- Gushue in 1902

Minister of Public Works
- In office 1900–1909
- Prime Minister: Robert Bond
- Preceded by: William Woodford
- Succeeded by: William Woodford

Member of the Newfoundland House of Assembly for Trinity Bay
- In office November 8, 1900 – May 8, 1909 Serving with William Horwood (1900–1902) George M. Johnson (1900–1902) William Warren (1902–1904) Robert Watson (1902–1904, 1908–1909) William F. Lloyd (1904–1908) Arthur W. Miller (1904–1909)
- Preceded by: Robert S. Bremner John A. Robinson Robert Watson
- Succeeded by: Edwin Grant Richard Squires
- In office October 16, 1894 – October 28, 1897 Serving with William Horwood and George M. Johnson
- Preceded by: Robert Bond James H. Watson William Whiteway
- Succeeded by: Robert S. Bremner Levi March Robert Watson

Personal details
- Born: George William Gushue May 8, 1854 Brigus, Newfoundland Colony
- Died: October 5, 1941 (aged 87) St.

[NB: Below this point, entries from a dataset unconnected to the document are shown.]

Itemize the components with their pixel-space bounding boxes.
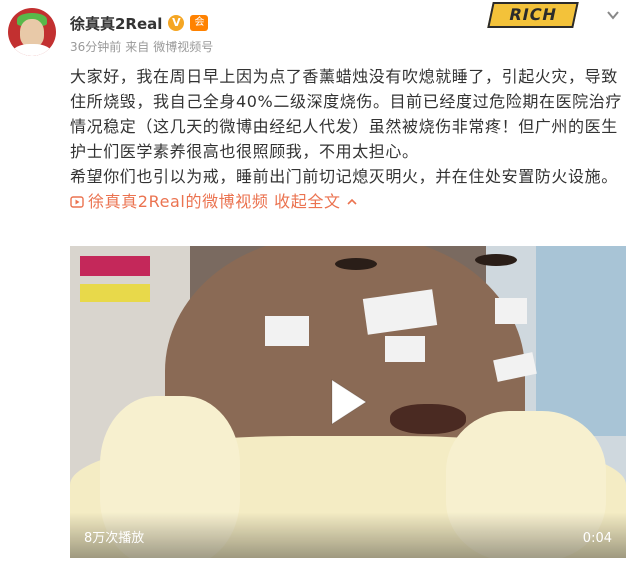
video-duration: 0:04: [582, 531, 612, 546]
video-eye-right: [475, 254, 517, 266]
author-row: 徐真真2Real V 会: [70, 12, 209, 34]
collapse-chevron-icon[interactable]: [346, 196, 358, 208]
chevron-down-icon[interactable]: [606, 8, 620, 22]
video-sign-yellow: [80, 284, 150, 302]
post-time[interactable]: 36分钟前: [70, 38, 121, 55]
inline-links: 徐真真2Real的微博视频 收起全文: [70, 192, 358, 211]
avatar-shirt: [12, 44, 52, 56]
video-mouth: [390, 404, 466, 434]
post-body: 大家好，我在周日早上因为点了香薰蜡烛没有吹熄就睡了，引起火灾，导致住所烧毁，我自…: [70, 64, 630, 214]
video-eye-left: [335, 258, 377, 270]
bandage: [362, 289, 438, 335]
bandage: [385, 336, 425, 362]
source-link[interactable]: 微博视频号: [153, 38, 213, 55]
post-paragraph-2-text: 希望你们也引以为戒，睡前出门前切记熄灭明火，并在住处安置防火设施。: [70, 167, 618, 186]
post-paragraph-2: 希望你们也引以为戒，睡前出门前切记熄灭明火，并在住处安置防火设施。 徐真真2Re…: [70, 164, 630, 214]
video-link-icon: [70, 196, 84, 208]
post-meta: 36分钟前 来自 微博视频号: [70, 38, 213, 55]
video-sign: [80, 256, 150, 276]
video-overlay-gradient: [70, 512, 626, 558]
bandage: [495, 298, 527, 324]
view-count: 8万次播放: [84, 531, 145, 546]
bandage: [265, 316, 309, 346]
rich-logo: RICH: [487, 2, 579, 28]
avatar-face: [20, 19, 44, 47]
collapse-link[interactable]: 收起全文: [274, 192, 340, 211]
source-prefix: 来自: [125, 40, 150, 54]
post-paragraph-1: 大家好，我在周日早上因为点了香薰蜡烛没有吹熄就睡了，引起火灾，导致住所烧毁，我自…: [70, 67, 622, 161]
author-name[interactable]: 徐真真2Real: [70, 13, 162, 34]
avatar[interactable]: [8, 8, 56, 56]
member-badge-icon[interactable]: 会: [190, 15, 209, 31]
video-link-label: 徐真真2Real的微博视频: [88, 192, 269, 211]
verified-badge-icon[interactable]: V: [168, 15, 185, 31]
play-button-icon[interactable]: [328, 378, 368, 426]
video-link[interactable]: 徐真真2Real的微博视频: [70, 192, 274, 211]
video-player[interactable]: 8万次播放 0:04: [70, 246, 626, 558]
video-curtain: [536, 246, 626, 436]
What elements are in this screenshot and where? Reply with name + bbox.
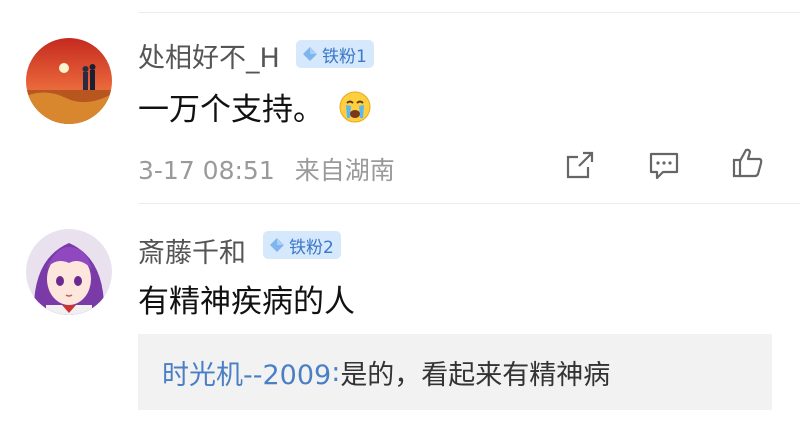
fan-badge[interactable]: 铁粉1 [296, 40, 374, 68]
comment-icon[interactable] [647, 148, 681, 182]
crying-face-emoji-icon [339, 91, 371, 123]
comment-divider [138, 203, 800, 204]
reply-separator: : [331, 356, 341, 388]
avatar[interactable] [26, 229, 112, 315]
badge-label: 铁粉2 [289, 237, 334, 258]
comment-meta: 3-17 08:51 来自湖南 [138, 151, 395, 187]
username[interactable]: 处相好不_H [138, 36, 280, 75]
reply-text: 是的，看起来有精神病 [340, 359, 611, 391]
comment-text: 一万个支持。 [138, 84, 372, 129]
fan-badge[interactable]: 铁粉2 [263, 231, 341, 259]
reply-preview[interactable]: 时光机--2009 : 是的，看起来有精神病 [138, 334, 772, 410]
avatar[interactable] [26, 38, 112, 124]
comment-text: 有精神疾病的人 [138, 284, 355, 320]
location: 来自湖南 [294, 156, 395, 185]
share-icon[interactable] [563, 148, 597, 182]
avatar-image [26, 229, 112, 315]
timestamp: 3-17 08:51 [138, 156, 275, 185]
comment-text-body: 一万个支持。 [138, 92, 324, 128]
username[interactable]: 斎藤千和 [138, 231, 246, 270]
reply-username[interactable]: 时光机--2009 [162, 353, 331, 392]
diamond-icon [270, 238, 284, 252]
badge-label: 铁粉1 [322, 46, 367, 67]
diamond-icon [303, 47, 317, 61]
avatar-image [26, 38, 112, 124]
thumbs-up-icon[interactable] [731, 146, 765, 180]
top-divider [138, 12, 800, 13]
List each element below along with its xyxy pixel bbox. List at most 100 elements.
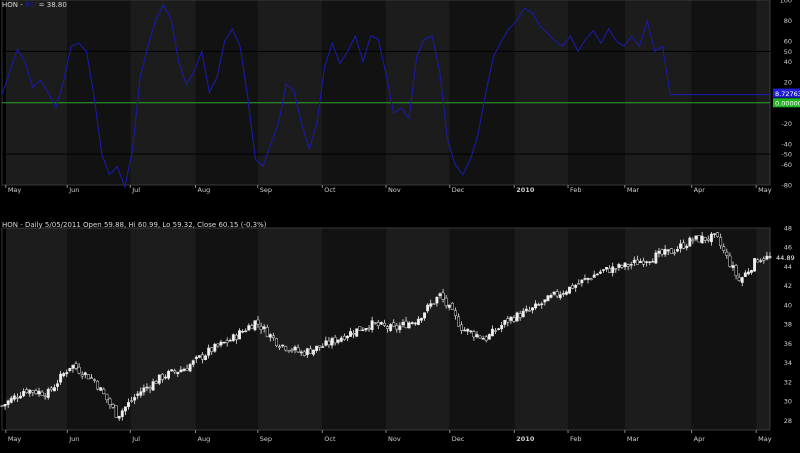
osc-y-tick: -80 xyxy=(781,182,792,190)
price-bar-body xyxy=(293,346,297,351)
price-bar-body xyxy=(614,268,618,270)
price-bar-body xyxy=(49,387,53,391)
price-bar-body xyxy=(635,259,639,265)
price-bar-body xyxy=(191,360,195,365)
price-bar-body xyxy=(102,388,106,395)
osc-x-tick: Sep xyxy=(260,186,272,194)
price-bar-body xyxy=(349,331,352,337)
price-bar-body xyxy=(238,330,241,340)
price-bar-body xyxy=(691,239,695,242)
price-bar-body xyxy=(330,338,334,346)
price-bar-body xyxy=(768,256,772,258)
price-bar-body xyxy=(685,245,689,249)
price-bar-body xyxy=(308,348,312,354)
price-bar-body xyxy=(333,337,337,344)
price-bar-body xyxy=(447,304,451,308)
price-bar-body xyxy=(515,312,519,322)
price-bar-body xyxy=(130,400,133,402)
chart-root: 100 80 60 50 40 20 -20 -40 -50 -60 -80 8.72763 0.000… xyxy=(0,0,800,449)
price-x-tick: Sep xyxy=(260,435,272,443)
price-bar-body xyxy=(611,266,615,273)
price-band xyxy=(514,228,569,430)
price-band xyxy=(5,228,68,430)
price-bar-body xyxy=(173,370,177,373)
price-bar-body xyxy=(666,249,670,252)
price-bar-body xyxy=(182,368,186,372)
price-bar-body xyxy=(608,267,612,273)
price-bar-body xyxy=(743,272,747,277)
price-bar-body xyxy=(278,346,282,348)
price-bar-body xyxy=(321,346,325,348)
price-bar-body xyxy=(540,303,544,306)
price-bar-body xyxy=(719,237,723,247)
price-bar-body xyxy=(305,348,309,356)
price-x-tick: Nov xyxy=(388,435,401,443)
price-bar-body xyxy=(379,322,383,325)
price-bar-body xyxy=(231,334,235,342)
price-bar-body xyxy=(420,317,423,321)
price-bar-body xyxy=(302,351,306,356)
osc-y-tick: 60 xyxy=(784,38,792,46)
price-bar-body xyxy=(574,284,578,288)
price-bar-body xyxy=(77,366,81,374)
price-bar-body xyxy=(275,338,278,346)
price-bar-body xyxy=(463,329,467,332)
price-bar-body xyxy=(580,279,584,284)
price-bar-body xyxy=(376,322,380,326)
osc-band xyxy=(195,0,258,185)
price-bar-body xyxy=(410,322,414,325)
price-y-tick: 44 xyxy=(784,263,792,271)
osc-band xyxy=(449,0,515,185)
price-bar-body xyxy=(669,248,673,254)
zero-tag: 0.00000 xyxy=(775,99,800,107)
price-y-tick: 48 xyxy=(784,225,792,233)
price-bar-body xyxy=(469,330,473,333)
price-bar-body xyxy=(592,274,596,278)
price-bar-body xyxy=(225,340,229,343)
price-bar-body xyxy=(352,333,356,335)
price-x-tick: Jun xyxy=(68,435,79,443)
price-bar-body xyxy=(386,326,389,329)
price-bar-body xyxy=(506,318,510,323)
price-band xyxy=(322,228,386,430)
price-bar-body xyxy=(524,308,528,312)
price-bar-body xyxy=(722,246,726,251)
price-bar-body xyxy=(688,237,692,247)
price-bar-body xyxy=(629,264,633,266)
price-bar-body xyxy=(759,260,763,262)
price-bar-body xyxy=(383,322,386,326)
price-bar-body xyxy=(750,270,753,273)
price-bar-body xyxy=(157,374,161,384)
symbol-label: HON xyxy=(2,1,19,9)
price-bar-body xyxy=(120,410,124,417)
price-bar-body xyxy=(716,232,720,237)
price-bar-body xyxy=(660,249,664,255)
price-bar-body xyxy=(518,313,522,319)
price-bar-body xyxy=(537,304,541,306)
price-bar-body xyxy=(497,328,501,330)
price-bar-body xyxy=(213,343,217,352)
price-bar-body xyxy=(247,325,251,331)
price-bar-body xyxy=(601,269,605,271)
price-bar-body xyxy=(494,330,497,332)
price-bar-body xyxy=(623,262,627,268)
price-bar-body xyxy=(700,235,704,244)
header-eq: = xyxy=(38,1,45,9)
price-bar-body xyxy=(663,249,667,255)
price-bar-body xyxy=(204,355,208,360)
price-bar-body xyxy=(108,398,112,406)
price-bar-body xyxy=(487,334,491,340)
price-band xyxy=(568,228,625,430)
price-bar-body xyxy=(207,347,211,356)
osc-x-tick: Apr xyxy=(694,186,706,194)
osc-y-tick: 50 xyxy=(784,48,792,56)
price-bar-body xyxy=(256,319,260,325)
price-x-tick: Apr xyxy=(694,435,706,443)
price-bar-body xyxy=(703,236,707,241)
price-bar-body xyxy=(315,345,319,351)
price-x-tick: May xyxy=(8,435,22,443)
osc-band xyxy=(386,0,450,185)
price-bar-body xyxy=(672,252,676,254)
price-bar-body xyxy=(765,255,769,260)
price-band xyxy=(67,228,131,430)
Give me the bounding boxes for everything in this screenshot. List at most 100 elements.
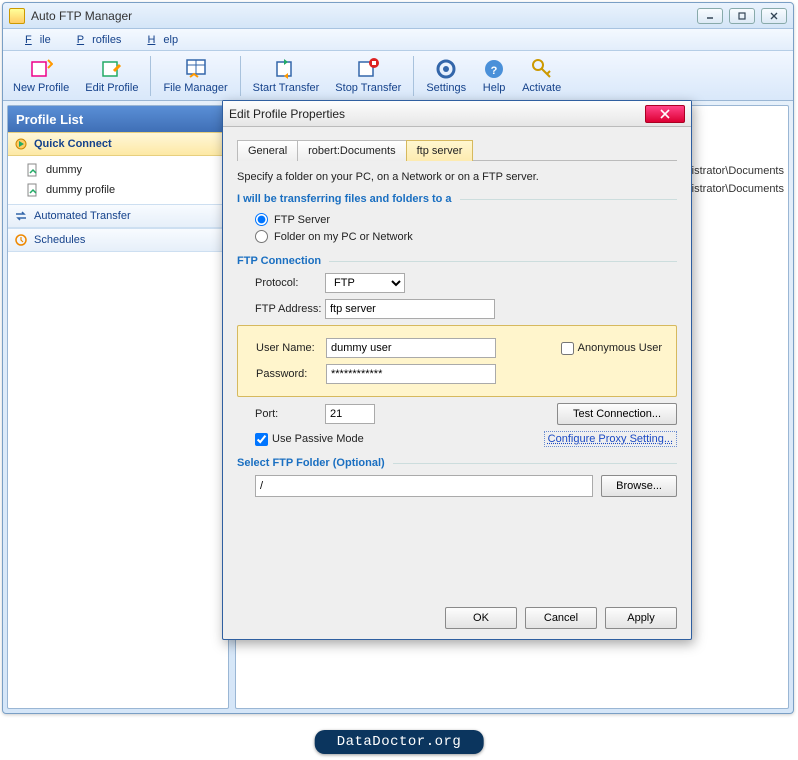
passive-mode-label: Use Passive Mode <box>272 433 364 445</box>
protocol-label: Protocol: <box>237 277 325 289</box>
configure-proxy-link[interactable]: Configure Proxy Setting... <box>544 431 677 447</box>
anonymous-checkbox[interactable] <box>561 342 574 355</box>
sidebar-header: Profile List <box>8 106 228 132</box>
profile-item[interactable]: dummy profile <box>8 180 228 200</box>
footer-badge: DataDoctor.org <box>315 730 484 754</box>
file-manager-icon <box>184 57 208 81</box>
toolbar-label: Activate <box>522 82 561 94</box>
radio-folder-pc[interactable] <box>255 230 268 243</box>
ftp-address-input[interactable] <box>325 299 495 319</box>
protocol-select[interactable]: FTP <box>325 273 405 293</box>
tab-general[interactable]: General <box>237 140 298 161</box>
dialog-tabs: General robert:Documents ftp server <box>237 139 677 161</box>
settings-button[interactable]: Settings <box>418 54 474 97</box>
close-button[interactable] <box>761 8 787 24</box>
toolbar-separator <box>150 56 151 96</box>
radio-label: FTP Server <box>274 214 330 226</box>
accordion-label: Schedules <box>34 234 85 246</box>
minimize-button[interactable] <box>697 8 723 24</box>
browse-button[interactable]: Browse... <box>601 475 677 497</box>
section-select-folder: Select FTP Folder (Optional) <box>237 457 677 469</box>
toolbar-separator <box>240 56 241 96</box>
profile-label: dummy <box>46 164 82 176</box>
ftp-folder-input[interactable] <box>255 475 593 497</box>
test-connection-button[interactable]: Test Connection... <box>557 403 677 425</box>
passive-mode-checkbox[interactable] <box>255 433 268 446</box>
start-transfer-button[interactable]: Start Transfer <box>245 54 328 97</box>
password-label: Password: <box>238 368 326 380</box>
cancel-button[interactable]: Cancel <box>525 607 597 629</box>
new-profile-button[interactable]: New Profile <box>5 54 77 97</box>
key-icon <box>530 57 554 81</box>
accordion-schedules[interactable]: Schedules <box>8 228 228 252</box>
svg-text:?: ? <box>491 65 498 77</box>
stop-transfer-icon <box>356 57 380 81</box>
edit-profile-icon <box>100 57 124 81</box>
port-input[interactable] <box>325 404 375 424</box>
address-label: FTP Address: <box>237 303 325 315</box>
stop-transfer-button[interactable]: Stop Transfer <box>327 54 409 97</box>
apply-button[interactable]: Apply <box>605 607 677 629</box>
toolbar-separator <box>413 56 414 96</box>
anonymous-label: Anonymous User <box>578 342 662 354</box>
gear-icon <box>434 57 458 81</box>
dialog-intro-text: Specify a folder on your PC, on a Networ… <box>237 171 677 183</box>
toolbar-label: Start Transfer <box>253 82 320 94</box>
menubar: File Profiles Help <box>3 29 793 51</box>
username-input[interactable] <box>326 338 496 358</box>
toolbar-label: Settings <box>426 82 466 94</box>
accordion-label: Automated Transfer <box>34 210 131 222</box>
maximize-button[interactable] <box>729 8 755 24</box>
transfer-icon <box>14 209 28 223</box>
new-profile-icon <box>29 57 53 81</box>
clock-icon <box>14 233 28 247</box>
dialog-titlebar[interactable]: Edit Profile Properties <box>223 101 691 127</box>
bg-path-text: ninistrator\Documents <box>677 180 788 198</box>
username-label: User Name: <box>238 342 326 354</box>
radio-label: Folder on my PC or Network <box>274 231 413 243</box>
toolbar-label: Help <box>483 82 506 94</box>
menu-profiles[interactable]: Profiles <box>61 32 130 48</box>
bg-path-text: ninistrator\Documents <box>677 162 788 180</box>
dialog-title-text: Edit Profile Properties <box>229 107 645 121</box>
accordion-label: Quick Connect <box>34 138 112 150</box>
section-transfer-target: I will be transferring files and folders… <box>237 193 677 205</box>
window-title: Auto FTP Manager <box>31 9 697 23</box>
quick-connect-icon <box>14 137 28 151</box>
file-manager-button[interactable]: File Manager <box>155 54 235 97</box>
toolbar-label: New Profile <box>13 82 69 94</box>
activate-button[interactable]: Activate <box>514 54 569 97</box>
accordion-quick-connect[interactable]: Quick Connect <box>8 132 228 156</box>
profile-label: dummy profile <box>46 184 115 196</box>
menu-file[interactable]: File <box>9 32 59 48</box>
document-icon <box>26 163 40 177</box>
toolbar-label: Stop Transfer <box>335 82 401 94</box>
document-icon <box>26 183 40 197</box>
background-list: ninistrator\Documents ninistrator\Docume… <box>677 162 788 198</box>
close-icon <box>659 109 671 119</box>
toolbar-label: Edit Profile <box>85 82 138 94</box>
sidebar: Profile List Quick Connect dummy dummy p… <box>7 105 229 709</box>
section-ftp-connection: FTP Connection <box>237 255 677 267</box>
dialog-close-button[interactable] <box>645 105 685 123</box>
ok-button[interactable]: OK <box>445 607 517 629</box>
start-transfer-icon <box>274 57 298 81</box>
profile-item[interactable]: dummy <box>8 160 228 180</box>
credentials-highlight: User Name: Anonymous User Password: <box>237 325 677 397</box>
menu-help[interactable]: Help <box>131 32 186 48</box>
password-input[interactable] <box>326 364 496 384</box>
accordion-automated[interactable]: Automated Transfer <box>8 204 228 228</box>
titlebar[interactable]: Auto FTP Manager <box>3 3 793 29</box>
port-label: Port: <box>237 408 325 420</box>
app-icon <box>9 8 25 24</box>
edit-profile-button[interactable]: Edit Profile <box>77 54 146 97</box>
radio-ftp-server[interactable] <box>255 213 268 226</box>
edit-profile-dialog: Edit Profile Properties General robert:D… <box>222 100 692 640</box>
toolbar-label: File Manager <box>163 82 227 94</box>
accordion-body: dummy dummy profile <box>8 156 228 204</box>
help-icon: ? <box>482 57 506 81</box>
help-button[interactable]: ? Help <box>474 54 514 97</box>
toolbar: New Profile Edit Profile File Manager St… <box>3 51 793 101</box>
tab-ftp-server[interactable]: ftp server <box>406 140 474 161</box>
tab-robert-documents[interactable]: robert:Documents <box>297 140 406 161</box>
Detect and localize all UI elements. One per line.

John's, Newfoundland
- Party: Liberal

= George W. Gushue =

Newfoundland politician (1854–1941)

George William Gushue (May 8, 1854 – October 5, 1941) was a politician in Newfoundland. He represented Trinity in the Newfoundland House of Assembly from 1894 to 1897 and from 1900 to 1909.

== Political career ==

Gushue was elected to the Newfoundland assembly in an 1894 by-election but was defeated when he ran for reelection in 1897. Gushue was reelected in 1900, 1904 and 1908. From 1900 to 1907, he served as Minister of Public Works, but was not a member of the cabinet. He was defeated when he ran for reelection in 1909. After leaving politics, he was manager of the stationery department at the Reid Newfoundland Company.

== Legacy ==

Gushue's Bridge in Georgetown was named in his honour and some sources say that Georgetown was also named after him.